The Dangers of Brand Substitutions

No business, no matter what size or which product or service, can afford to ignore the potential dangers of brand substitutions.

            Brand substitutions occur when a consumer cannot get the brand she or he is used to buying and chooses a “next best alternative†brand to replace it.

            Brands are used by their owners to attempt to capture a share of a buyer category. For consumers, they make finding favorite products and services easy and convenient.

            Small business outlets are often the owner/manager’s brand. The service, image, or reputation are characteristics of a service company’s brand. Even the image, name, and platform become the brand of a politician or political party.

            Out-of-stock situations are frequent causes for brand substitute. If the consumer can’t get the preferred brand, she or he may need a substitute because the benefits of the product or service category are needed or desired.

            Capturing potential buyers and users is a major goal and challenge for marketers. Retaining consumers is easier and cheaper than obtaining new ones.

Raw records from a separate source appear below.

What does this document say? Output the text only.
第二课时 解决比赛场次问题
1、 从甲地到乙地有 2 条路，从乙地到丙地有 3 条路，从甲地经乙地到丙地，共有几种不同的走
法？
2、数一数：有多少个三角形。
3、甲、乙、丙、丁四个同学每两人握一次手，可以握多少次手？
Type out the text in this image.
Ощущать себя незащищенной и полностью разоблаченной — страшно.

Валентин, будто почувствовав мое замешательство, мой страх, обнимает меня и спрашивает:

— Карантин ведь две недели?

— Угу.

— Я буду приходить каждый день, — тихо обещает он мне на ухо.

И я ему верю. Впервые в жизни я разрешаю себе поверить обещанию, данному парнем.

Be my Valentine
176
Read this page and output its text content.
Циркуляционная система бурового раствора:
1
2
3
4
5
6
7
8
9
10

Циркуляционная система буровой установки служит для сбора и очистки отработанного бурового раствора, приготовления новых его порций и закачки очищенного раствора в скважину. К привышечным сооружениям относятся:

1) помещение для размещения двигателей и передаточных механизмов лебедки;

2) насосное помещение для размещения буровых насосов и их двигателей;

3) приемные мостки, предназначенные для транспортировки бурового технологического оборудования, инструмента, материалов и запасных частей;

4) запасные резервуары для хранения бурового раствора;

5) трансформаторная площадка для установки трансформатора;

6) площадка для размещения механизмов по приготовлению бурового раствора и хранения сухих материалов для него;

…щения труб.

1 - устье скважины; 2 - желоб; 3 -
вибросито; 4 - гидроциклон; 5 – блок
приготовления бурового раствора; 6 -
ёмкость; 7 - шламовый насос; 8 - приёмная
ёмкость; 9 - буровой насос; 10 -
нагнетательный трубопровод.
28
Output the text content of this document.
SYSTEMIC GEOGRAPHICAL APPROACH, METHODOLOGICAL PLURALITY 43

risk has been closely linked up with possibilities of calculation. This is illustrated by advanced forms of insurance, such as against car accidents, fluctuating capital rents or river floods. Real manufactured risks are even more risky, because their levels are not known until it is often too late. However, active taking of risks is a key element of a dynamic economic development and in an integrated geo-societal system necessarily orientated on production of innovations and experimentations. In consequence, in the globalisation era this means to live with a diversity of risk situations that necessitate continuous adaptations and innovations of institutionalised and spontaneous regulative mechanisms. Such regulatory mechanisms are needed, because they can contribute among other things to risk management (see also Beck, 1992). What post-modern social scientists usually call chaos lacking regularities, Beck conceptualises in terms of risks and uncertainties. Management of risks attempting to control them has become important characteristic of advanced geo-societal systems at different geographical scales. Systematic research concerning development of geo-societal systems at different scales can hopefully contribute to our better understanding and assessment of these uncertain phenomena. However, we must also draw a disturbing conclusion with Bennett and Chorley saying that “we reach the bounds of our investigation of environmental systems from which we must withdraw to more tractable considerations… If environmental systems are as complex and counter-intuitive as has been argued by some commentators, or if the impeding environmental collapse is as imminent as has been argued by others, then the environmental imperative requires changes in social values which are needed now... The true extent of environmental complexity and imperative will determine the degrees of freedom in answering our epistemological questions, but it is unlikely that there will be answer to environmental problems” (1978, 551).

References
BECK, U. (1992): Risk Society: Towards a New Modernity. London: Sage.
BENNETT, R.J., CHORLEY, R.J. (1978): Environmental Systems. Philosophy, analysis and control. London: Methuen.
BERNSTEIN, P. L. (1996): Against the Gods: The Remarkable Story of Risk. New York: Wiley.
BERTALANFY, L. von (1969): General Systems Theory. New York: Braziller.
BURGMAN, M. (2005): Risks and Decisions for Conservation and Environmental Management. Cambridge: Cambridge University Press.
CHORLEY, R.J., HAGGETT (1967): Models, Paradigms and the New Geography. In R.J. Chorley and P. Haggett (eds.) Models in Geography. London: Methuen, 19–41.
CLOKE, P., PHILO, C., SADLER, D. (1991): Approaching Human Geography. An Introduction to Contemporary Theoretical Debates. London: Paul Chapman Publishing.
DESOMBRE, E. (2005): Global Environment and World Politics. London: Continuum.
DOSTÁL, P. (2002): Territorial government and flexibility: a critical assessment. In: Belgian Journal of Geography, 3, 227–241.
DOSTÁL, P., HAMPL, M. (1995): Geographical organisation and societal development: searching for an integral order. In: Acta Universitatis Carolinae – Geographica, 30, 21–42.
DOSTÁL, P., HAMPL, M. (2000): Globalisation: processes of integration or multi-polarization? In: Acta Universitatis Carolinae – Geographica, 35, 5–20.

            Here is a simple example of how brand substitutions happen:

            The deli at a local grocery store is well-known for its takeout fried chicken. Deli workers make a batch at 11:30 and run out of fried chicken at 12:15, — at the start of peak lunch demand. The deli then tells all potential buyer it is out of fried chicken, will put more on to fry, and it will be ready in half an hour.

            This is fixable ineffective inventory management. Lunchtime workers who can’t wait, buy from another retailer, and it becomes their favorite.